O Absoluto é assim, para Schelling, como o Ser de Parmênides ou o Um dos
neoplatônicos: algo indiferenciado, carente de determinações. No entanto, o
Absoluto não é algo que esteja fora do pensamento: ele mesmo existe em virtude
de um movimento de auto-reflexão pelo qual adquire suas próprias determinações
como sujeito e objeto, espírito e natureza. A filosofia de Schelling evolui
mais tarde para o misticismo teológico em que são abandonadas as posições do
idealismo absoluto. Esse chegará então à sua plenitude com a filosofia de
Hegel. (Temática Barsa, 2005)
3 — O
Idealismo Absoluto: Hegel
O idealismo absoluto
O idealismo absoluto, cujos termos haviam sido intuídos, mais do que
sistematizados, por Schelling, atinge a sua maturidade com a filosofia de
Hegel. É preciso levar em conta, no entanto, que, para além desses antecedentes
imediatos, Hegel volta a formular todas as grandes questões da metafísica
ocidental.
A filosofia hegeliana representa o apogeu de uma longa tradição
filosófica que tem seu ponto de partida nos gregos e é como uma grandiosa
recompilação de toda a história do pensamento, uma vasta síntese em que, pela
primeira e última vez, um filósofo consegue materializar o sonho do saber
absoluto.
Com Hegel, chega ao fim a filosofia entendida como metafísica que
procura construir uma explicação integral do Universo. Ao mesmo tempo, porém, a
filosofia hegeliana configurou de maneira decisiva a linguagem e o pensamento
de nossa época e está presente em todas aquelas filosofias contemporâneas que
não sejam positivas. (Temática Barsa, 2005)
Pensar o absoluto
A filosofia de Hegel é a filosofia do idealismo absoluto, o que
significa que nela se levam às últimas consequências as posições que Fichte e
Schelling tinham desenvolvido anteriormente em suas respectivas críticas ao
idealismo subjetivo de Kant.
Na filosofia kantiana, o mundo aparece dividido em sujeito e objeto,
formas a priori e a posteriori, razão e
experiência. A coisa em si, que é o conceito-chave que os idealistas alemães
pós-kantianos contestam, indica que por baixo daqueles dualismos permanece o
absoluto, o ser em si das coisas, como algo que o pensamento não pode conhecer.
Só conhecemos, diz Kant, a maneira como as coisas aparecem para
nós, isto é, os fenômenos.
Para Hegel, em contrapartida, tal como para Schelling, esse divórcio
entre o pensamento e a realidade essa cisão do sujeito e objeto são incorretas.

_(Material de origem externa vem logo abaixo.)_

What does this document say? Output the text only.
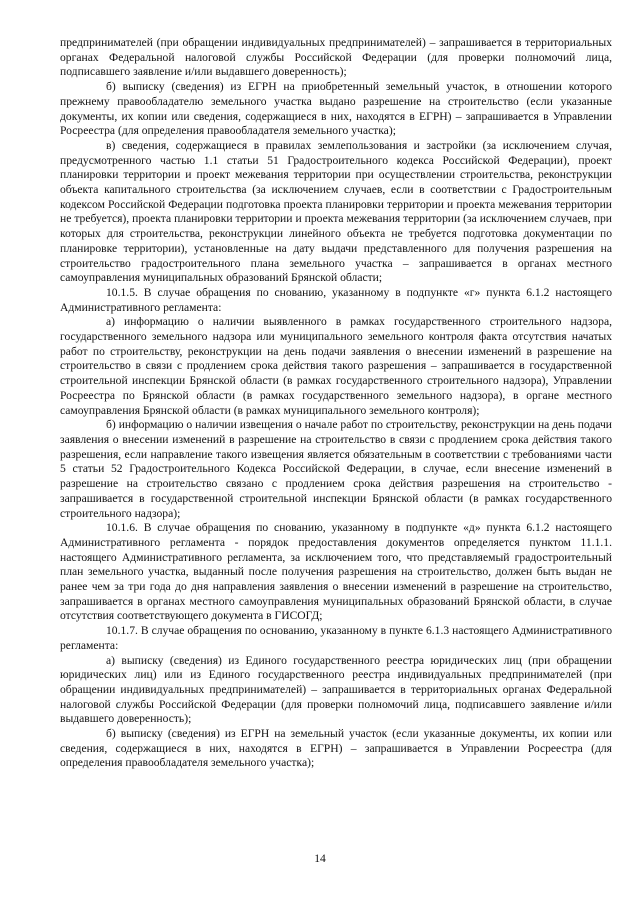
предпринимателей (при обращении индивидуальных предпринимателей) – запрашивается в территориальных органах Федеральной налоговой службы Российской Федерации (для проверки полномочий лица, подписавшего заявление и/или выдавшего доверенность);

б) выписку (сведения) из ЕГРН на приобретенный земельный участок, в отношении которого прежнему правообладателю земельного участка выдано разрешение на строительство (если указанные документы, их копии или сведения, содержащиеся в них, находятся в ЕГРН) – запрашивается в Управлении Росреестра (для определения правообладателя земельного участка);

в) сведения, содержащиеся в правилах землепользования и застройки (за исключением случая, предусмотренного частью 1.1 статьи 51 Градостроительного кодекса Российской Федерации), проект планировки территории и проект межевания территории при осуществлении строительства, реконструкции объекта капитального строительства (за исключением случаев, если в соответствии с Градостроительным кодексом Российской Федерации подготовка проекта планировки территории и проекта межевания территории не требуется), проекта планировки территории и проекта межевания территории (за исключением случаев, при которых для строительства, реконструкции линейного объекта не требуется подготовка документации по планировке территории), установленные на дату выдачи представленного для получения разрешения на строительство градостроительного плана земельного участка – запрашивается в органах местного самоуправления муниципальных образований Брянской области;

10.1.5. В случае обращения по снованию, указанному в подпункте «г» пункта 6.1.2 настоящего Административного регламента:

а) информацию о наличии выявленного в рамках государственного строительного надзора, государственного земельного надзора или муниципального земельного контроля факта отсутствия начатых работ по строительству, реконструкции на день подачи заявления о внесении изменений в разрешение на строительство в связи с продлением срока действия такого разрешения – запрашивается в государственной строительной инспекции Брянской области (в рамках государственного строительного надзора), Управлении Росреестра по Брянской области (в рамках государственного земельного надзора), в органе местного самоуправления Брянской области (в рамках муниципального земельного контроля);

б) информацию о наличии извещения о начале работ по строительству, реконструкции на день подачи заявления о внесении изменений в разрешение на строительство в связи с продлением срока действия такого разрешения, если направление такого извещения является обязательным в соответствии с требованиями части 5 статьи 52 Градостроительного Кодекса Российской Федерации, в случае, если внесение изменений в разрешение на строительство связано с продлением срока действия разрешения на строительство - запрашивается в государственной строительной инспекции Брянской области (в рамках государственного строительного надзора);

10.1.6. В случае обращения по снованию, указанному в подпункте «д» пункта 6.1.2 настоящего Административного регламента - порядок предоставления документов определяется пунктом 11.1.1. настоящего Административного регламента, за исключением того, что представляемый градостроительный план земельного участка, выданный после получения разрешения на строительство, должен быть выдан не ранее чем за три года до дня направления заявления о внесении изменений в разрешение на строительство, запрашивается в органах местного самоуправления муниципальных образований Брянской области, в случае отсутствия соответствующего документа в ГИСОГД;

10.1.7. В случае обращения по основанию, указанному в пункте 6.1.3 настоящего Административного регламента:

а) выписку (сведения) из Единого государственного реестра юридических лиц (при обращении юридических лиц) или из Единого государственного реестра индивидуальных предпринимателей (при обращении индивидуальных предпринимателей) – запрашивается в территориальных органах Федеральной налоговой службы Российской Федерации (для проверки полномочий лица, подписавшего заявление и/или выдавшего доверенность);

б) выписку (сведения) из ЕГРН на земельный участок (если указанные документы, их копии или сведения, содержащиеся в них, находятся в ЕГРН) – запрашивается в Управлении Росреестра (для определения правообладателя земельного участка);

14
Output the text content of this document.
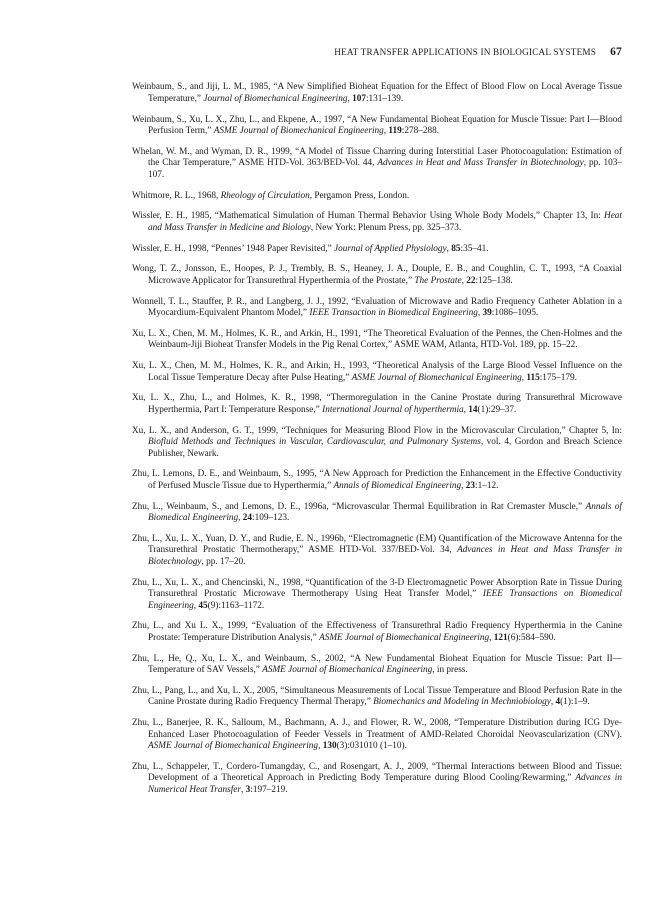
HEAT TRANSFER APPLICATIONS IN BIOLOGICAL SYSTEMS 67

Weinbaum, S., and Jiji, L. M., 1985, “A New Simplified Bioheat Equation for the Effect of Blood Flow on Local Average Tissue Temperature,” Journal of Biomechanical Engineering, 107:131–139.

Weinbaum, S., Xu, L. X., Zhu, L., and Ekpene, A., 1997, “A New Fundamental Bioheat Equation for Muscle Tissue: Part I—Blood Perfusion Term,” ASME Journal of Biomechanical Engineering, 119:278–288.

Whelan, W. M., and Wyman, D. R., 1999, “A Model of Tissue Charring during Interstitial Laser Photocoagulation: Estimation of the Char Temperature,” ASME HTD-Vol. 363/BED-Vol. 44, Advances in Heat and Mass Transfer in Biotechnology, pp. 103–107.

Whitmore, R. L., 1968, Rheology of Circulation, Pergamon Press, London.

Wissler, E. H., 1985, “Mathematical Simulation of Human Thermal Behavior Using Whole Body Models,” Chapter 13, In: Heat and Mass Transfer in Medicine and Biology, New York: Plenum Press, pp. 325–373.

Wissler, E. H., 1998, “Pennes’ 1948 Paper Revisited,” Journal of Applied Physiology, 85:35–41.

Wong, T. Z., Jonsson, E., Hoopes, P. J., Trembly, B. S., Heaney, J. A., Douple, E. B., and Coughlin, C. T., 1993, “A Coaxial Microwave Applicator for Transurethral Hyperthermia of the Prostate,” The Prostate, 22:125–138.

Wonnell, T. L., Stauffer, P. R., and Langberg, J. J., 1992, “Evaluation of Microwave and Radio Frequency Catheter Ablation in a Myocardium-Equivalent Phantom Model,” IEEE Transaction in Biomedical Engineering, 39:1086–1095.

Xu, L. X., Chen, M. M., Holmes, K. R., and Arkin, H., 1991, “The Theoretical Evaluation of the Pennes, the Chen-Holmes and the Weinbaum-Jiji Bioheat Transfer Models in the Pig Renal Cortex,” ASME WAM, Atlanta, HTD-Vol. 189, pp. 15–22.

Xu, L. X., Chen, M. M., Holmes, K. R., and Arkin, H., 1993, “Theoretical Analysis of the Large Blood Vessel Influence on the Local Tissue Temperature Decay after Pulse Heating,” ASME Journal of Biomechanical Engineering, 115:175–179.

Xu, L. X., Zhu, L., and Holmes, K. R., 1998, “Thermoregulation in the Canine Prostate during Transurethral Microwave Hyperthermia, Part I: Temperature Response,” International Journal of hyperthermia, 14(1):29–37.

Xu, L. X., and Anderson, G. T., 1999, “Techniques for Measuring Blood Flow in the Microvascular Circulation,” Chapter 5, In: Biofluid Methods and Techniques in Vascular, Cardiovascular, and Pulmonary Systems, vol. 4, Gordon and Breach Science Publisher, Newark.

Zhu, L. Lemons, D. E., and Weinbaum, S., 1995, “A New Approach for Prediction the Enhancement in the Effective Conductivity of Perfused Muscle Tissue due to Hyperthermia,” Annals of Biomedical Engineering, 23:1–12.

Zhu, L., Weinbaum, S., and Lemons, D. E., 1996a, “Microvascular Thermal Equilibration in Rat Cremaster Muscle,” Annals of Biomedical Engineering, 24:109–123.

Zhu, L., Xu, L. X., Yuan, D. Y., and Rudie, E. N., 1996b, “Electromagnetic (EM) Quantification of the Microwave Antenna for the Transurethral Prostatic Thermotherapy,” ASME HTD-Vol. 337/BED-Vol. 34, Advances in Heat and Mass Transfer in Biotechnology, pp. 17–20.

Zhu, L., Xu, L. X., and Chencinski, N., 1998, “Quantification of the 3-D Electromagnetic Power Absorption Rate in Tissue During Transurethral Prostatic Microwave Thermotherapy Using Heat Transfer Model,” IEEE Transactions on Biomedical Engineering, 45(9):1163–1172.

Zhu, L., and Xu L. X., 1999, “Evaluation of the Effectiveness of Transurethral Radio Frequency Hyperthermia in the Canine Prostate: Temperature Distribution Analysis,” ASME Journal of Biomechanical Engineering, 121(6):584–590.

Zhu, L., He, Q., Xu, L. X., and Weinbaum, S., 2002, “A New Fundamental Bioheat Equation for Muscle Tissue: Part II—Temperature of SAV Vessels,” ASME Journal of Biomechanical Engineering, in press.

Zhu, L., Pang, L., and Xu, L. X., 2005, “Simultaneous Measurements of Local Tissue Temperature and Blood Perfusion Rate in the Canine Prostate during Radio Frequency Thermal Therapy,” Biomechanics and Modeling in Mechniobiology, 4(1):1–9.

Zhu, L., Banerjee, R. K., Salloum, M., Bachmann, A. J., and Flower, R. W., 2008, “Temperature Distribution during ICG Dye-Enhanced Laser Photocoagulation of Feeder Vessels in Treatment of AMD-Related Choroidal Neovascularization (CNV). ASME Journal of Biomechanical Engineering, 130(3):031010 (1–10).

Zhu, L., Schappeler, T., Cordero-Tumangday, C., and Rosengart, A. J., 2009, “Thermal Interactions between Blood and Tissue: Development of a Theoretical Approach in Predicting Body Temperature during Blood Cooling/Rewarming,” Advances in Numerical Heat Transfer, 3:197–219.
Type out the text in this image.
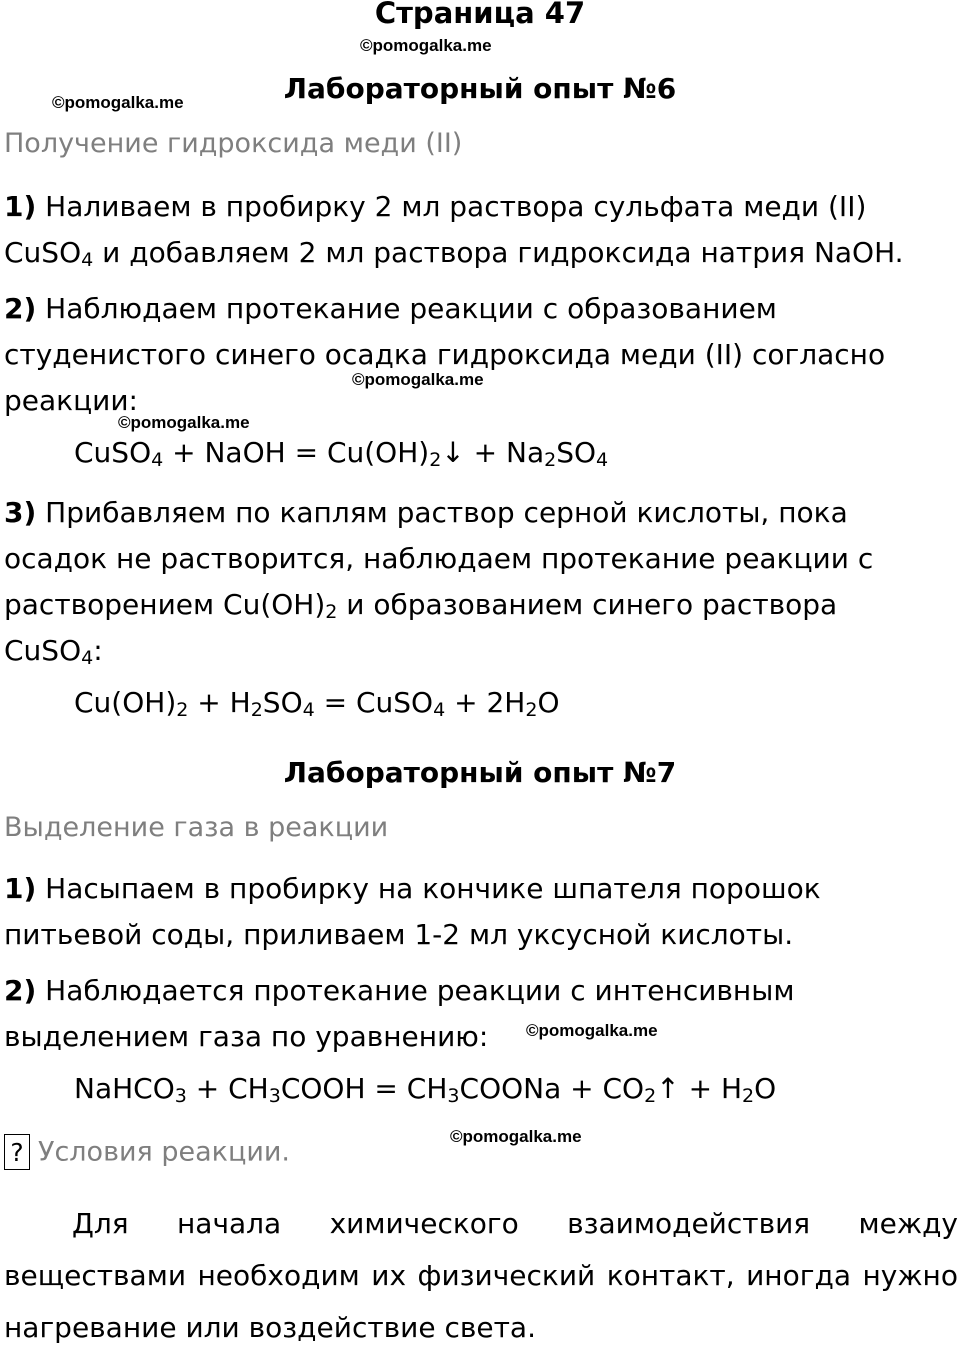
Страница 47
©pomogalka.me
©pomogalka.me	Лабораторный опыт №6
Получение гидроксида меди (II)
1) Наливаем в пробирку 2 мл раствора сульфата меди (II)
CuSO$_4$ и добавляем 2 мл раствора гидроксида натрия NaOH.
2) Наблюдаем протекание реакции с образованием
студенистого синего осадка гидроксида меди (II) согласно
реакции:
©pomogalka.me
©pomogalka.me
CuSO$_4$ + NaOH = $Cu(OH)_2↓ + Na_2SO_4$
3) Прибавляем по каплям раствор серной кислоты, пока
осадок не растворится, наблюдаем протекание реакции с
растворением $Cu(OH)_2$ и образованием синего раствора
CuSO$_4$:
$Cu(OH)_2 + H_2SO_4$ = CuSO$_4$ + $2H_2O$
Лабораторный опыт №7
Выделение газа в реакции
1) Насыпаем в пробирку на кончике шпателя порошок
питьевой соды, приливаем 1-2 мл уксусной кислоты.
2) Наблюдается протекание реакции с интенсивным
выделением газа по уравнению:	©pomogalka.me
NaHCO$_3$ + $CH_3COOH$ = $CH_3COONa$ + $CO_2↑ + H_2O$
©pomogalka.me
? Условия реакции.
Для начала химического взаимодействия между веществами необходим их физический контакт, иногда нужно нагревание или воздействие света.
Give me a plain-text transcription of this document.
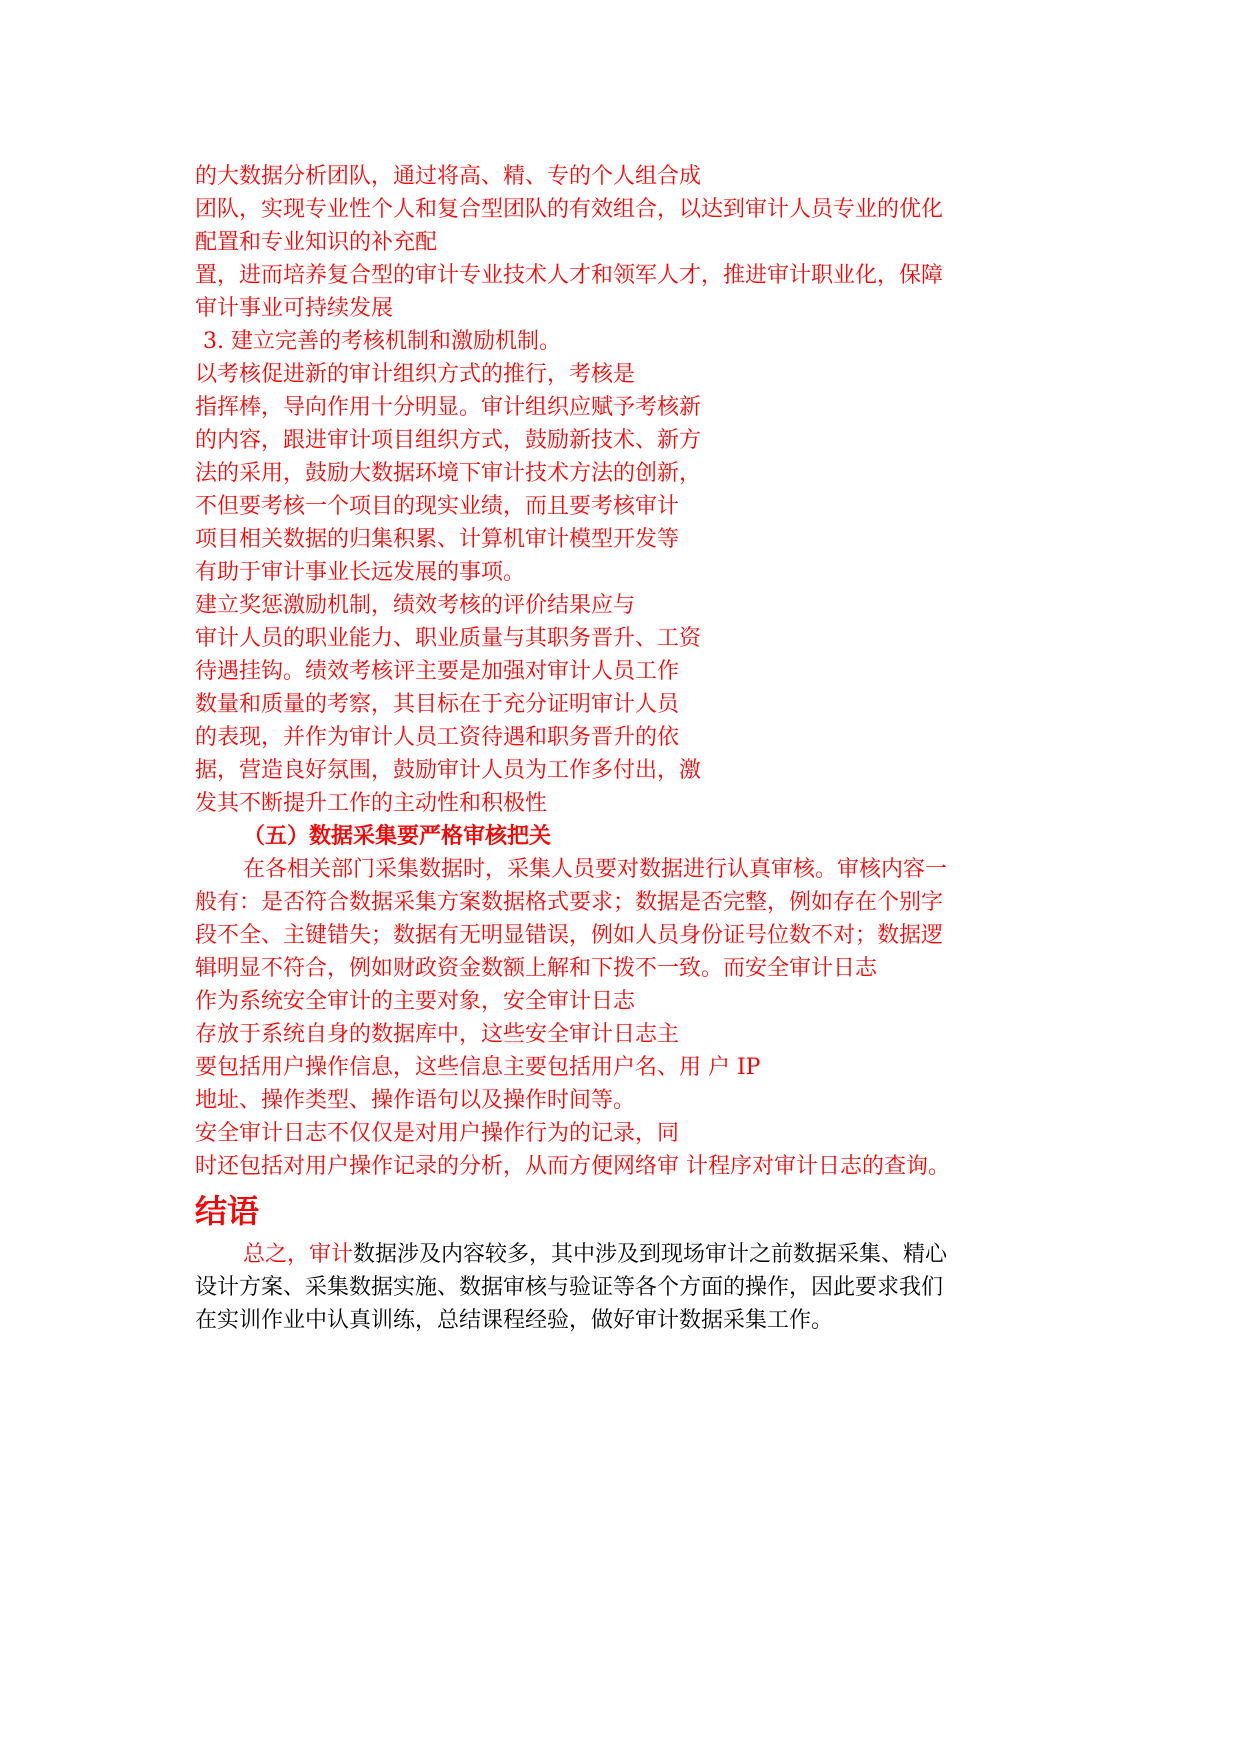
的大数据分析团队，通过将高、精、专的个人组合成
团队，实现专业性个人和复合型团队的有效组合，以达到审计人员专业的优化
配置和专业知识的补充配
置，进而培养复合型的审计专业技术人才和领军人才，推进审计职业化，保障
审计事业可持续发展
3. 建立完善的考核机制和激励机制。
以考核促进新的审计组织方式的推行，考核是
指挥棒，导向作用十分明显。审计组织应赋予考核新
的内容，跟进审计项目组织方式，鼓励新技术、新方
法的采用，鼓励大数据环境下审计技术方法的创新，
不但要考核一个项目的现实业绩，而且要考核审计
项目相关数据的归集积累、计算机审计模型开发等
有助于审计事业长远发展的事项。
建立奖惩激励机制，绩效考核的评价结果应与
审计人员的职业能力、职业质量与其职务晋升、工资
待遇挂钩。绩效考核评主要是加强对审计人员工作
数量和质量的考察，其目标在于充分证明审计人员
的表现，并作为审计人员工资待遇和职务晋升的依
据，营造良好氛围，鼓励审计人员为工作多付出，激
发其不断提升工作的主动性和积极性
（五）数据采集要严格审核把关
在各相关部门采集数据时，采集人员要对数据进行认真审核。审核内容一
般有：是否符合数据采集方案数据格式要求；数据是否完整，例如存在个别字
段不全、主键错失；数据有无明显错误，例如人员身份证号位数不对；数据逻
辑明显不符合，例如财政资金数额上解和下拨不一致。而安全审计日志
作为系统安全审计的主要对象，安全审计日志
存放于系统自身的数据库中，这些安全审计日志主
要包括用户操作信息，这些信息主要包括用户名、用 户 IP
地址、操作类型、操作语句以及操作时间等。
安全审计日志不仅仅是对用户操作行为的记录，同
时还包括对用户操作记录的分析，从而方便网络审 计程序对审计日志的查询。
结语
总之，审计数据涉及内容较多，其中涉及到现场审计之前数据采集、精心
设计方案、采集数据实施、数据审核与验证等各个方面的操作，因此要求我们
在实训作业中认真训练，总结课程经验，做好审计数据采集工作。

O idealismo consequente diz que existe uma identidade entre
sujeito e objeto. Nada existe além do pensamento. O ser é o que pode ser
pensado. O conhecimento, portanto, não é mero conhecimento fenomênico, mas
conhecimento total.
O absoluto — que em
termos religiosos tem um nome, Deus, e que Descartes definia como uma
substância perfeita e independente, que não necessita de nenhuma outra para
existir (sendo o eu pensante, o cogito, uma substância relativa) —, segundo Hegel, pode e deve ser
conhecido, porque é sujeito.
Nessa ideia de que "o absoluto é sujeito", encontra-se
resumida toda a filosofia hegeliana. Sugere-se nela, de saída, que essa
substância absoluta de Descartes constitui, como Spinoza já tinha destacado, o
objeto do pensamento. Ou seja, o pensamento deve ter como conteúdo o absoluto.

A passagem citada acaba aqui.